Composing an opera? It's just child's play, says Britain's newest classical music prodigy

Having written her first sonata at the age of five, Alma Deutscher is, unavoidably, being likened to Mozart. Simon Usborne joins the audience

Simon Usborne
Friday 12 October 2012 10:06 BST

"It takes a long time to write a sonata," says Alma Deutscher, drinking milky tea from a mug decorated with pictures of squirrels. The seven-year-old then describes how she conceived a piano composition when she was five. "I was in my room playing with my dolls and singing," she recalls. "I thought, 'Oh, that's nice, what I just sang. It was a beautiful melody'."

Alma, the daughter of academics whose house near Dorking offers views of the Surrey hills, is a talent who is being compared to great composers and commended for her first opera. "Simply mind-blowing," Stephen Fry tweeted on Wednesday. "Alma Deutscher playing her own compositions. A new Mozart?"

Fry, a devotee of classical music who has campaigned for it to reach younger audiences, then posted a link to Alma's YouTube page, which features dozens of short clips of her compositions, as well as her renditions of works by the likes of Bach and Rossini.

They include The Sweeper of Dreams, a short opera Alma composed this year and entered into a contest run by the English National Opera.

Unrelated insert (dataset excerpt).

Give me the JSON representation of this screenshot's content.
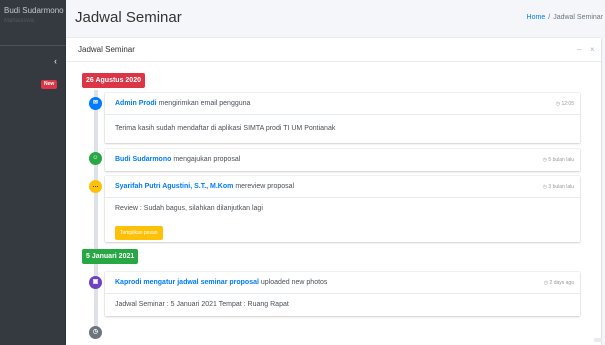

By far the youngest entrant, she narrowly missed out on a place in the final.

The videos were swiftly devoured, clocking up tens of thousands of views by last night and bringing Alma to the attention of a new audience.

"I want people to know how I play," she says, adding that when she is older she wants to "compose like Mozart, play the violin like Perlman and play the piano like Barenboim".

Alma's talent and ambition appeared early. Her father, Guy Deutscher, an Israeli-born linguist of international renown, and an amateur flautist, says she could repeat nursery rhymes in perfect pitch before she could speak. At the age of two, she was naming notes struck on the piano.

"For her third birthday I bought her a little violin as a toy," Mr Deutscher says. "She was so excited by it and tried playing on it for days on end, so we decided to try and find her a teacher. Within less than a year she was playing Handel sonatas."

Aged four, Alma startled her father. "She had heard a song that she loved," he recalls. "She came to me and asked me, 'How can music be so beautiful?'"

Mr Deutscher, 43, and his wife Janie, 39, moved with Alma and their younger daughter, Helen, four, from Oxford to be closer to the Yehudi Menuhin School in Cobham, Surrey. Alma has weekly piano and violin listens there and may yet enrol as a full-time pupil, but she is taught at home for now.

She plays in the garden and goes to ballet with her friends but spends five hours a day immersed in music. Does she ever get bored? "No," she says.

Her father welcomes any comparison between Alma and Mozart but says the young Austrian was "effectively a circus boy". He adds: "He travelled around Europe playing to dukes and emperors, sometimes with his eyes [blindfolded]. It ended well but, for every success, there are those who didn't do so well."

"Why?" asks Alma.

"Maybe they were miserable because their parents forced them to practice too much."

"It's very much an issue with us," he adds. "We don't want to pressure her but, at the same time, Alma absolutely loves an audience."

Precocious talent has become poisonous for many young musicians, a subject that has fascinated Jessica Duchen, the classical music critic and author of Alicia's Gift, a fictional account of a family challenged by a brilliant daughter. Duchen has been impressed by Alma's videos but cautions: "My fear is always that if a child is pushed too much too soon, they don't get the chance to develop into fine musicians and mature human beings. The recording industry can swoop and the kid ends up being harmed."

Mr Deutscher, a shy and softly-spoken man, does not fit the stereotype of the pushy parent, and there is no doubting Alma's love of music. But a new Mozart? "What she is doing now is definitely no less sophisticated than what Mozart was doing at her age," he insists. "What that says about the future, only the future will tell."

Starting young: Other precocious talents

Alex Prior

Born to a British father and Russian mother, Prior began composing at the age of eight and has written more than 40 works, including symphonies, concertos, ballets and operas. Now 20, he is also a conductor.

Terence Judd

Born in 1957 and quickly hailed as one of the great pianists of the 20th century, Judd won praise and awards from the age of 10. Aged 22, with a string of recitals booked around the world, he committed suicide by throwing himself off a cliff at Beachy Head.

Mieczysław Horszowski

The Polish-American pianist died in 1993, aged 100, after the longest career in performing arts history. First taught by his mother, whose tutor was a pupil of Chopin, he could play piano by the age of three and toured Europe at 11, later becoming a model for the maturing prodigy.

Benjamin Grosvenor

When he was 11, the Essex pianist was disappointed to lose out to Nicola Benedetti in the 1994 BBC Young Musician of the Year award – but he has grown up well. Now 20, he has dozens of awards and a recording contract with Decca, and has vowed to restore the image of classical music among young people.